About two-thirds of students and workers at the business have agreed to donate their time, she said. Paul Mitchell’s distributor also agreed to donate free samples, Rossiter said.

“We are grateful for the opportunity to get out there and change someone’s life,” she said. “We know it’s a very emotional experience for those who are getting the service. For us it’s all about making them feel good.”

Other local businesses like Olsten Staffing Services will provide free workshops that offer tips on searching for jobs, interviewing and writing effective résumés so that participants can put their best foot forward at the event’s job fair or other opportunities.

“There’s so much competition for jobs today that it’s absolutely necessary to be able to make a good impression,” said Jana Moniz, manager and recruiter for Olsten Staffing.

Chai Quiocho, a customer service representative for Labor Ready, a mostly temporary job-staffing agency in Aiea, said the company will hold a job fair at the event.

“This will be an opportunity for families on Oahu to get a job,” Quiocho said. “We will do a survey to determine if they are qualified, and if they are, they would be eligible to work one of our jobs.”

Labor Ready jobs mostly range from construction to warehouse and clerical positions, she said.

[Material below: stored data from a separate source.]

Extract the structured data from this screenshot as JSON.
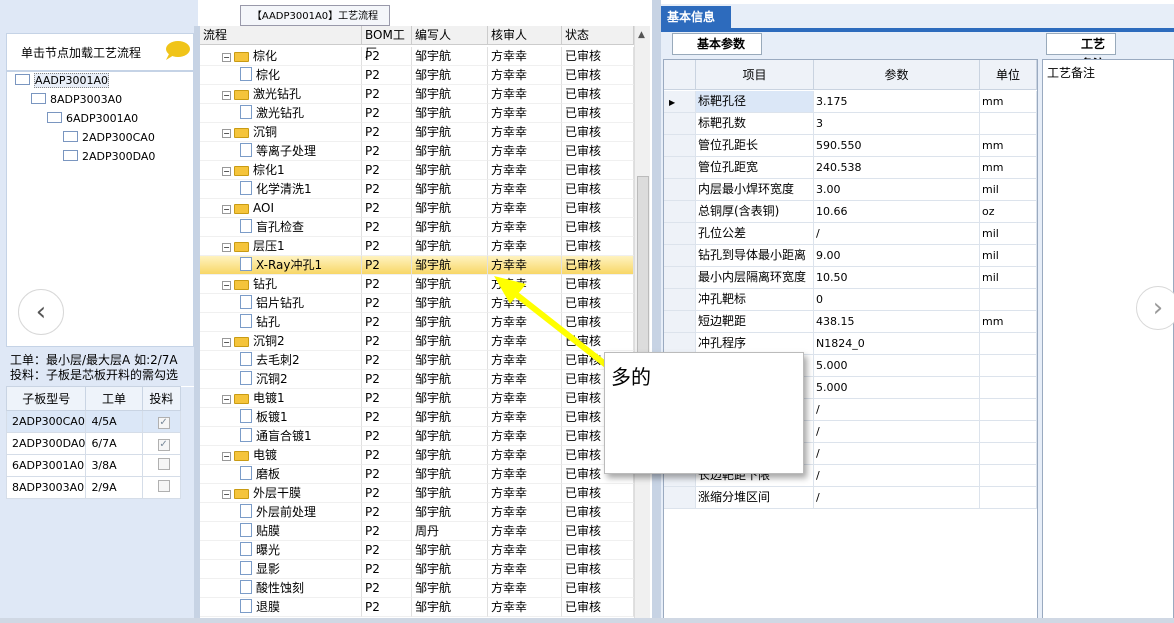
{
  "left": {
    "hint": "单击节点加载工艺流程",
    "tree": [
      {
        "label": "AADP3001A0",
        "depth": 0
      },
      {
        "label": "8ADP3003A0",
        "depth": 1
      },
      {
        "label": "6ADP3001A0",
        "depth": 2
      },
      {
        "label": "2ADP300CA0",
        "depth": 3
      },
      {
        "label": "2ADP300DA0",
        "depth": 3
      }
    ],
    "info_line1": "工单：最小层/最大层A 如:2/7A",
    "info_line2": "投料：子板是芯板开料的需勾选",
    "table_headers": [
      "子板型号",
      "工单",
      "投料"
    ],
    "table_rows": [
      {
        "model": "2ADP300CA0",
        "order": "4/5A",
        "checked": true
      },
      {
        "model": "2ADP300DA0",
        "order": "6/7A",
        "checked": true
      },
      {
        "model": "6ADP3001A0",
        "order": "3/8A",
        "checked": false
      },
      {
        "model": "8ADP3003A0",
        "order": "2/9A",
        "checked": false
      }
    ]
  },
  "middle": {
    "title": "【AADP3001A0】工艺流程",
    "headers": [
      "流程",
      "BOM工厂",
      "编写人",
      "核审人",
      "状态"
    ],
    "rows": [
      {
        "name": "棕化",
        "type": "folder",
        "factory": "P2",
        "writer": "邹宇航",
        "reviewer": "方幸幸",
        "status": "已审核"
      },
      {
        "name": "棕化",
        "type": "doc",
        "factory": "P2",
        "writer": "邹宇航",
        "reviewer": "方幸幸",
        "status": "已审核"
      },
      {
        "name": "激光钻孔",
        "type": "folder",
        "factory": "P2",
        "writer": "邹宇航",
        "reviewer": "方幸幸",
        "status": "已审核"
      },
      {
        "name": "激光钻孔",
        "type": "doc",
        "factory": "P2",
        "writer": "邹宇航",
        "reviewer": "方幸幸",
        "status": "已审核"
      },
      {
        "name": "沉铜",
        "type": "folder",
        "factory": "P2",
        "writer": "邹宇航",
        "reviewer": "方幸幸",
        "status": "已审核"
      },
      {
        "name": "等离子处理",
        "type": "doc",
        "factory": "P2",
        "writer": "邹宇航",
        "reviewer": "方幸幸",
        "status": "已审核"
      },
      {
        "name": "棕化1",
        "type": "folder",
        "factory": "P2",
        "writer": "邹宇航",
        "reviewer": "方幸幸",
        "status": "已审核"
      },
      {
        "name": "化学清洗1",
        "type": "doc",
        "factory": "P2",
        "writer": "邹宇航",
        "reviewer": "方幸幸",
        "status": "已审核"
      },
      {
        "name": "AOI",
        "type": "folder",
        "factory": "P2",
        "writer": "邹宇航",
        "reviewer": "方幸幸",
        "status": "已审核"
      },
      {
        "name": "盲孔检查",
        "type": "doc",
        "factory": "P2",
        "writer": "邹宇航",
        "reviewer": "方幸幸",
        "status": "已审核"
      },
      {
        "name": "层压1",
        "type": "folder",
        "factory": "P2",
        "writer": "邹宇航",
        "reviewer": "方幸幸",
        "status": "已审核"
      },
      {
        "name": "X-Ray冲孔1",
        "type": "doc",
        "factory": "P2",
        "writer": "邹宇航",
        "reviewer": "方幸幸",
        "status": "已审核",
        "highlight": true
      },
      {
        "name": "钻孔",
        "type": "folder",
        "factory": "P2",
        "writer": "邹宇航",
        "reviewer": "方幸幸",
        "status": "已审核"
      },
      {
        "name": "铝片钻孔",
        "type": "doc",
        "factory": "P2",
        "writer": "邹宇航",
        "reviewer": "方幸幸",
        "status": "已审核"
      },
      {
        "name": "钻孔",
        "type": "doc",
        "factory": "P2",
        "writer": "邹宇航",
        "reviewer": "方幸幸",
        "status": "已审核"
      },
      {
        "name": "沉铜2",
        "type": "folder",
        "factory": "P2",
        "writer": "邹宇航",
        "reviewer": "方幸幸",
        "status": "已审核"
      },
      {
        "name": "去毛刺2",
        "type": "doc",
        "factory": "P2",
        "writer": "邹宇航",
        "reviewer": "方幸幸",
        "status": "已审核"
      },
      {
        "name": "沉铜2",
        "type": "doc",
        "factory": "P2",
        "writer": "邹宇航",
        "reviewer": "方幸幸",
        "status": "已审核"
      },
      {
        "name": "电镀1",
        "type": "folder",
        "factory": "P2",
        "writer": "邹宇航",
        "reviewer": "方幸幸",
        "status": "已审核"
      },
      {
        "name": "板镀1",
        "type": "doc",
        "factory": "P2",
        "writer": "邹宇航",
        "reviewer": "方幸幸",
        "status": "已审核"
      },
      {
        "name": "通盲合镀1",
        "type": "doc",
        "factory": "P2",
        "writer": "邹宇航",
        "reviewer": "方幸幸",
        "status": "已审核"
      },
      {
        "name": "电镀",
        "type": "folder",
        "factory": "P2",
        "writer": "邹宇航",
        "reviewer": "方幸幸",
        "status": "已审核"
      },
      {
        "name": "磨板",
        "type": "doc",
        "factory": "P2",
        "writer": "邹宇航",
        "reviewer": "方幸幸",
        "status": "已审核"
      },
      {
        "name": "外层干膜",
        "type": "folder",
        "factory": "P2",
        "writer": "邹宇航",
        "reviewer": "方幸幸",
        "status": "已审核"
      },
      {
        "name": "外层前处理",
        "type": "doc",
        "factory": "P2",
        "writer": "邹宇航",
        "reviewer": "方幸幸",
        "status": "已审核"
      },
      {
        "name": "贴膜",
        "type": "doc",
        "factory": "P2",
        "writer": "周丹",
        "reviewer": "方幸幸",
        "status": "已审核"
      },
      {
        "name": "曝光",
        "type": "doc",
        "factory": "P2",
        "writer": "邹宇航",
        "reviewer": "方幸幸",
        "status": "已审核"
      },
      {
        "name": "显影",
        "type": "doc",
        "factory": "P2",
        "writer": "邹宇航",
        "reviewer": "方幸幸",
        "status": "已审核"
      },
      {
        "name": "酸性蚀刻",
        "type": "doc",
        "factory": "P2",
        "writer": "邹宇航",
        "reviewer": "方幸幸",
        "status": "已审核"
      },
      {
        "name": "退膜",
        "type": "doc",
        "factory": "P2",
        "writer": "邹宇航",
        "reviewer": "方幸幸",
        "status": "已审核"
      }
    ]
  },
  "right": {
    "tab_basic": "基本信息",
    "tab_params": "基本参数",
    "tab_memo": "工艺备注",
    "memo_label": "工艺备注",
    "headers": [
      "项目",
      "参数",
      "单位"
    ],
    "rows": [
      {
        "item": "标靶孔径",
        "value": "3.175",
        "unit": "mm"
      },
      {
        "item": "标靶孔数",
        "value": "3",
        "unit": ""
      },
      {
        "item": "管位孔距长",
        "value": "590.550",
        "unit": "mm"
      },
      {
        "item": "管位孔距宽",
        "value": "240.538",
        "unit": "mm"
      },
      {
        "item": "内层最小焊环宽度",
        "value": "3.00",
        "unit": "mil"
      },
      {
        "item": "总铜厚(含表铜)",
        "value": "10.66",
        "unit": "oz"
      },
      {
        "item": "孔位公差",
        "value": "/",
        "unit": "mil"
      },
      {
        "item": "钻孔到导体最小距离",
        "value": "9.00",
        "unit": "mil"
      },
      {
        "item": "最小内层隔离环宽度",
        "value": "10.50",
        "unit": "mil"
      },
      {
        "item": "冲孔靶标",
        "value": "0",
        "unit": ""
      },
      {
        "item": "短边靶距",
        "value": "438.15",
        "unit": "mm"
      },
      {
        "item": "冲孔程序",
        "value": "N1824_0",
        "unit": ""
      },
      {
        "item": "",
        "value": "5.000",
        "unit": ""
      },
      {
        "item": "",
        "value": "5.000",
        "unit": ""
      },
      {
        "item": "",
        "value": "/",
        "unit": ""
      },
      {
        "item": "",
        "value": "/",
        "unit": ""
      },
      {
        "item": "",
        "value": "/",
        "unit": ""
      },
      {
        "item": "长边靶距下限",
        "value": "/",
        "unit": ""
      },
      {
        "item": "涨缩分堆区间",
        "value": "/",
        "unit": ""
      }
    ]
  },
  "annotation": {
    "text": "多的",
    "arrow_color": "#ffff00"
  }
}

While Convoy of Hope is best known for feeding hungry people, Showers said that the job fair and job training are some of the most important components of the day.

“We’ve never seen such poverty as we see now,” he said. “There are so many people that can’t find jobs that are struggling.”

At a recent outreach in Frederick, Md., Showers said, 139 people landed job interviews, and one man actually left the event employed.

“We are seeing things like that all over the country,” Showers said. “It’s great when people find a source of hope and a way to improve their lives well beyond the outreach.”